I think your taking away the wrong message here. First off I'm going to stress something again .... there is a strong correlation between obesity and deficiencies of D3 and possible E but correlation doesn't mean causation. At this time it is clear that obese individuals are at high risk of D3 deficiency despite having adequate stores of the vitamin/hormone in the fat stores. 

Now does this mean that obesity causes the deficiencies or does deficiency in D3 support becoming obese or are both of these due to a third issue that hasn't been found as of yet? Its too soon to know. 

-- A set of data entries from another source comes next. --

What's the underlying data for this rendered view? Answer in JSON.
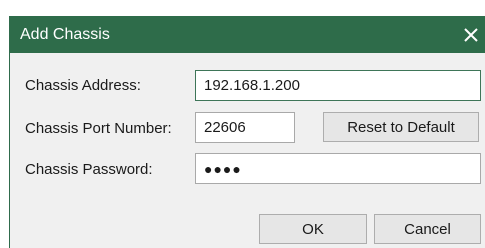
{
  "dialog": {
    "title": "Add Chassis",
    "close_icon": "close-icon"
  },
  "form": {
    "address_label": "Chassis Address:",
    "address_value": "192.168.1.200",
    "port_label": "Chassis Port Number:",
    "port_value": "22606",
    "reset_label": "Reset to Default",
    "password_label": "Chassis Password:",
    "password_value": "●●●●"
  },
  "buttons": {
    "ok_label": "OK",
    "cancel_label": "Cancel"
  },
  "colors": {
    "titlebar": "#2e6c4a",
    "dialog_background": "#f0f0f0",
    "focused_border": "#3e7558"
  }
}
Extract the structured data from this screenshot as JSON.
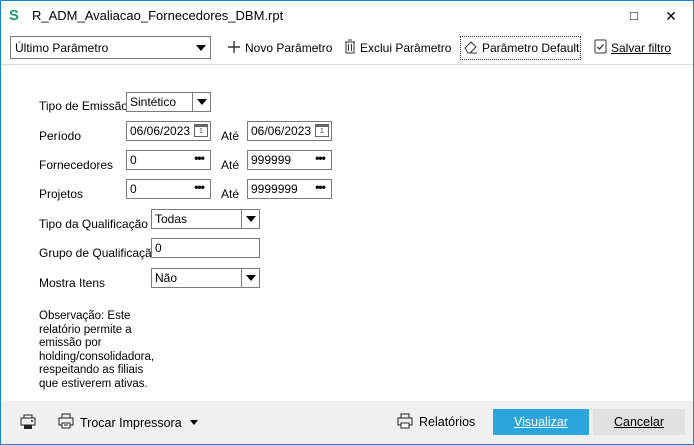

It is possible (and relatively easy) to become deficient on many vitamins even when you take the recommended amounts. This is why I periodically note that all because your using good supplements it doesn't mean that a deficiency isn't present. This is because depending on demand by the body may exceed the supply. 

Back to the topic at hand ... obesity is a problem for captive amphibians for a number of reasons which have been noted repeatedly but we potentially have another reason why obesity is bad for the frogs as well. 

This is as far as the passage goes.